By Erin Jester
In 2020, the University of Florida embarked on a mission to become a national leader in the application of artificial intelligence, with support from NVIDIA. Since 2021, UF has hired more than 100 new faculty to increase education and research in AI. UF’s College of Public Health and Health Professions is home to nine of them.

I am delighted to introduce our new AI faculty in PHHP. Their expertise is crucial for our mission to advance innovation in public health and health professions.
Our new faculty members are pioneering AI methods to tackle some of the most pressing health challenges, advancing both foundational AI as well as applications and clinical studies. Their research leverages AI to predict disease progression, developing non-pharmacological interventions for cognitive decline, analyzing multimodal genomic and clinical data to uncover disease mechanisms, integrating toxicology models, discovering new biomarkers for diseases like Alzheimer’s and cancer.
By expanding our AI infrastructure, training, and expertise, we are better equipped to address complex health issues and drive technological progress that will benefit individuals and communities alike. This enables precise, personalized, efficient health interventions, and transforming health care operations for the next generation of professionals. I am confident that the contributions of our AI faculty will position UF as a leader in AI research and education.
— Mattia Prosperi, Ph.D., FAMIA, FACMI
clinical and health psychology
Joseph Gullett, Ph.D.
My work focuses on the use of multimodal neuroimaging and neuropsychological performance data to predict response to intervention or disease progression with machine learning tools. The exciting part about this is that with accurate prediction models, we can save patients time, money and energy by developing a personalized medicine plan for what intervention might be effective for them based on their brain and cognitive performance characteristics.

clinical and health psychology
Aprinda I. Queen
I use a multi-modal approach that incorporates computational models, neuroimaging and neuromodulation. This is exciting because I am at the forefront of blending these innovative approaches to explore how they intersect and improve intervention outcomes through personalized strategies. For example, I utilize individual neuroimaging data to predict the outcomes of electrical stimulation and apply these findings to populations that have not yet been widely studied.

epidemiology
Takis Benos, Ph.D.
My group develops novel AI methods to analyze multi-modal genomic, clinical and imaging data to investigate disease molecular mechanisms, define disease subtypes and identify effectors of disease onset and progression.

biostatistics
Li Chen, Ph.D.
Currently, I am developing novel AI methods for spatial omics analysis in a large cohort of glioblastoma and lung cancer. If effective, the pilot data from these studies can be used to produce high-impact journal papers and grant proposals for National Cancer Institute and American Cancer Society.

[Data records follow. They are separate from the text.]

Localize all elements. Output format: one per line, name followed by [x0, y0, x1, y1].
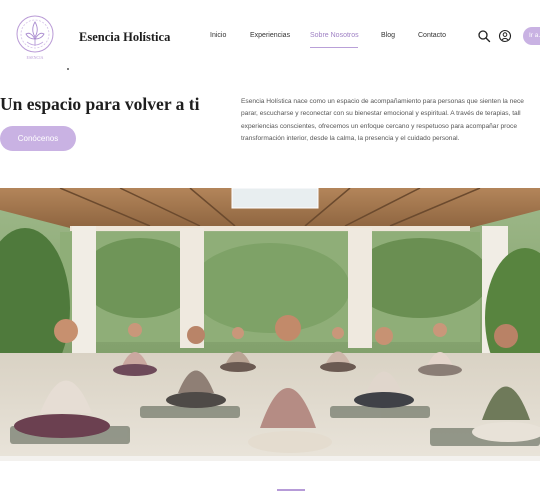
intro-paragraph-line: Esencia Holística nace como un espacio d… [241, 98, 524, 105]
nav-item-inicio[interactable]: Inicio [210, 32, 226, 39]
user-icon[interactable] [498, 29, 512, 43]
header-cta-button[interactable]: Ir a… [523, 27, 540, 45]
intro-paragraph-line: transformación interior, desde la calma,… [241, 135, 460, 143]
nav-item-experiencias[interactable]: Experiencias [250, 32, 290, 39]
hero-image [0, 188, 540, 461]
nav-item-blog[interactable]: Blog [381, 32, 395, 39]
page-title: Un espacio para volver a ti [0, 94, 200, 114]
intro-paragraph-line: parar, escucharse y reconectar con su bi… [241, 110, 521, 118]
svg-text:ESENCIA: ESENCIA [27, 55, 44, 60]
active-nav-underline [310, 47, 358, 48]
meditation-group-photo [0, 188, 540, 461]
section-divider-mark [277, 489, 305, 491]
search-icon[interactable] [477, 29, 491, 43]
site-header: ESENCIA Esencia Holística Inicio Experie… [0, 0, 540, 74]
decorative-dot [67, 68, 69, 70]
intro-paragraph: Esencia Holística nace como un espacio d… [241, 96, 540, 146]
lotus-logo-icon[interactable]: ESENCIA [14, 12, 56, 64]
nav-item-sobre-nosotros[interactable]: Sobre Nosotros [310, 32, 359, 39]
nav-item-contacto[interactable]: Contacto [418, 32, 446, 39]
conocenos-button[interactable]: Conócenos [0, 126, 76, 151]
brand-name[interactable]: Esencia Holística [79, 30, 170, 45]
intro-paragraph-line: experiencias conscientes, ofrecemos un e… [241, 122, 518, 130]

health services research, management & policy
Noah Hammarlund, Ph.D.
My research uses artificial intelligence and quantitative methods to improve health care decision-making and outcomes. A key area of interest is integrating social and contextual factors into predictive models so that interventions can promote equity in care. AI enables us to uncover patterns and barriers that would otherwise remain invisible so that we can support more equitable and effective health care delivery.

biostatistics
Muxuan Liang, Ph.D.
My work focuses on developing statistical and machine learning methods to realize data-driven personalized/individualized decision-making. By efficiently using data, we can accelerate scientific discoveries and improve personalized diagnoses and treatments. This not only enhances our ability to tailor interventions to individual patients but also has the potential to optimize health care outcomes at scale by identifying patterns and insights that might otherwise remain hidden.

environmental and global health
Zhoumeng Lin, B.Med., Ph.D.
Our research is very exciting because our computational models can be used to address many research questions related to toxicology and environmental health. From an animal welfare perspective, our computational models can serve as an alternative to traditional animal experimentation, which will help to replace, reduce and refine animal testing, thereby supporting the 21st-century toxicity testing paradigm.

biostatistics
Feifei Xiao, Ph.D.
Feifei Xiao joined in the Department of Biostatistics as an associate professor with the Artificial Intelligence Initiative in 2022. Her research mainly focuses on the development and application of novel and applicable statistical methods for real data problems arising from modern genetics and genomics data, such as single-cell sequencing spatial multi-omics datasets.

epidemiology
Sai Zhang, Ph.D.
The exciting part of my work is using AI and big data analysis, we will be able to better understand disease mechanisms, discover novel therapeutics to cure the disease and even accurately predict disease before its onset. In this way, people will be able to precisely manage their personal health and conditions with a comprehensive understanding of their own bodies.